Pharaoh's daughter is not named in the book of Exodus, but is given a name by the rabbis.
She is names Bat-Yah, of the daughter of God.
Leviticus Rabbah 1:3 The Rabbis found the name bat-yah to be fitting for the daughter of Pharaoh in the Book of Exodus, since she (unwittingly) realized the divine plan when she kept alive the rescuer of Israel. The midrash relates that the daughter of Pharaoh received her new name of Bithiah (bat-yah; literally, the daughter of God) from God as reward for her actions. God told her: “Moses was not your son, yet you called him your son; you are not My daughter, but I call you My daughter.”
The poem or the ode below is a reflection on motherhood and what the concept might mean. Motherhood can sometimes be more than the strong blood bond between mother and child.
Like so many other things, the definition of motherhood can be expanded upon in so many ways.
This piece is dedicated to my late mother-in-law, Batya Shamash. Batya, who never learned to read or write, gave birth to many daughters and sons who went on to learn and achieve. She had the courage, as a mother, to let her children go to other lands to achieve what they could not in Iran. She released them to a better life.
It is fitting that the name Batyah means "daughter of God." The Egyptian princess showed bravery and compassion when she took in a child in crisis and "became" his mother. Batya Shamash, like Yocheved, was brave enough to let her children leave her and their land of birth for a better life. It is her Azkara this week. She and the Egyptian princess share a name and have qualities in common.

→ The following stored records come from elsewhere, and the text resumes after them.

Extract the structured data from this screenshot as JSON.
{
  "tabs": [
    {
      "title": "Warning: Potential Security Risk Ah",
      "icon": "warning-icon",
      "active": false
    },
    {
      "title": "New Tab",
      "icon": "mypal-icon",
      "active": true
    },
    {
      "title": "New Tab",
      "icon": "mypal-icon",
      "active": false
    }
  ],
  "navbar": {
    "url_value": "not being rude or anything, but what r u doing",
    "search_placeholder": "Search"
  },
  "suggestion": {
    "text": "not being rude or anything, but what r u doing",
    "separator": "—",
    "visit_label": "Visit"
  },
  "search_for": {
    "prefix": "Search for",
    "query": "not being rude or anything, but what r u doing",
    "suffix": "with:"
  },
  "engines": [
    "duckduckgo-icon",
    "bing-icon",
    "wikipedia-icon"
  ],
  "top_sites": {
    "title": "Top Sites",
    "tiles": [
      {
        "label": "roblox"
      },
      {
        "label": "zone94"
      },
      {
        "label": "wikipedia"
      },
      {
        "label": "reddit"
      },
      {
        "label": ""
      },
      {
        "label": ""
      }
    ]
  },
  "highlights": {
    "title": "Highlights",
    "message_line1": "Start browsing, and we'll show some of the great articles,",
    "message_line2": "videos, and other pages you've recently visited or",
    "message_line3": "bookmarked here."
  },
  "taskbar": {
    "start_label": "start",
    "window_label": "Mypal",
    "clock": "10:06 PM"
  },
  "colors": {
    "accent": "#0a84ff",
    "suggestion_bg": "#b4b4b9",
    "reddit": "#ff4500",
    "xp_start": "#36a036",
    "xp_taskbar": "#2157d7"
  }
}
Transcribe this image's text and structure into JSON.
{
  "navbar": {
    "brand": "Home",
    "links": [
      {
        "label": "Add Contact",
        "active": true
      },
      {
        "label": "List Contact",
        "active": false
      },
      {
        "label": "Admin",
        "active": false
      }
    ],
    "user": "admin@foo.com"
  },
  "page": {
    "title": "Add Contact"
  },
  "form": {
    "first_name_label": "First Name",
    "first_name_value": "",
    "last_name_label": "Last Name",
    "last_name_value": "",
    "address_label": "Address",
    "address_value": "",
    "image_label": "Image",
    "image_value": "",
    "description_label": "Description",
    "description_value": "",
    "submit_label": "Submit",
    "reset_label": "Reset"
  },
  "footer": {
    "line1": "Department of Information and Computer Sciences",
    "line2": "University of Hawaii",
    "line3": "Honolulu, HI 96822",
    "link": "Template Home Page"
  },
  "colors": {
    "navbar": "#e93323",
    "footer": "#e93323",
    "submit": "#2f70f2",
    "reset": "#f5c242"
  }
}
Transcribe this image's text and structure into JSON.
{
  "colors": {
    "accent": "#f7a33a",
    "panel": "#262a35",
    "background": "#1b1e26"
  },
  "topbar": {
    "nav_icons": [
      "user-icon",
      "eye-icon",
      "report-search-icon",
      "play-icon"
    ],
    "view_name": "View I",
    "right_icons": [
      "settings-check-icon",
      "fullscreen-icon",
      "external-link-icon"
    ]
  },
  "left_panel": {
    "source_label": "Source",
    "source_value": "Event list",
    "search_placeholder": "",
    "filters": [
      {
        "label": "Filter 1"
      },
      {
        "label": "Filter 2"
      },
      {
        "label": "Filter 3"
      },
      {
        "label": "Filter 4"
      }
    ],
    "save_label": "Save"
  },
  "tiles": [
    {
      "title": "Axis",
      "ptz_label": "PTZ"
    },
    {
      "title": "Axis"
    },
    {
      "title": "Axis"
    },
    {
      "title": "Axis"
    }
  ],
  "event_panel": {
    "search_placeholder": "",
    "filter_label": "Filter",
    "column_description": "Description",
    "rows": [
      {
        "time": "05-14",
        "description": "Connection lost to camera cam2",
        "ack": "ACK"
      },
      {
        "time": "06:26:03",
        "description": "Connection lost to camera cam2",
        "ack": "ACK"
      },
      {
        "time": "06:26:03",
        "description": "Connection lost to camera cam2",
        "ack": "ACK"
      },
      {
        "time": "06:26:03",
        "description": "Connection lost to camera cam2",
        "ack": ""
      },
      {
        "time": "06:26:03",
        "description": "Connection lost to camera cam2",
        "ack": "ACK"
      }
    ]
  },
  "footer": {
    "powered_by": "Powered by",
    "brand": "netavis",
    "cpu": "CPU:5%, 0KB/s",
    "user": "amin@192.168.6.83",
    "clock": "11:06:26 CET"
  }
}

May their memories always be a blessing.
who boldly plucked a babe from the water.
Who chose life for him and thus created a nation.
Who did not birth him,
but loved him and led him down a path of self discovery.
To Yocheved and Miriam,
who taught us that mothers do not give up;
that bold ideas result from impossible situations
and even the most implausible scheme can sometimes succeed.
To Shifra and Puah,
who chose the path of resistance.
They modeled courage as they handed male children back to the arms of their mothers.
And to mothers who have the strength to let their children go.
* * * * *
Fast forward generations.
* * * * *
There are still children in danger
who still need to be saved.
And there are still princesses,
and those in between
who save them
to this very day.
Foster mothers who pluck children from the virtual Nile;
and give them shelter, a hand and a home.
Parents who adopt infants, toddlers and adolescents,
who build bridges of love that go to the future.
Women who bear children for others who cannot.
Grandparents, family and friends who bring up that child who needs a parent.
Teachers who open up worlds for children.
Mentors who connect and role model and open doors to possibility.
* * * * *
To all those mothers:
those who love as mothers,
those who care as mothers,
to those who are brave as mothers,
to those who dare as mothers,
to those who build as mothers
whether they give birth to these children or not.
* * * * *
Never say that bravery exists only on the battlefield.
Bravery exists in the concept of mother.
Is there a word strong enough for those who pluck children from the Nile,
who introduce them to the world?
Who nurtures them?
Who give them strength?
Is there a word stronger than mother?
When the child grew up, she brought him to Pharaoh’s daughter, who made him her son. She named him Moses, “I drew him out of the water.”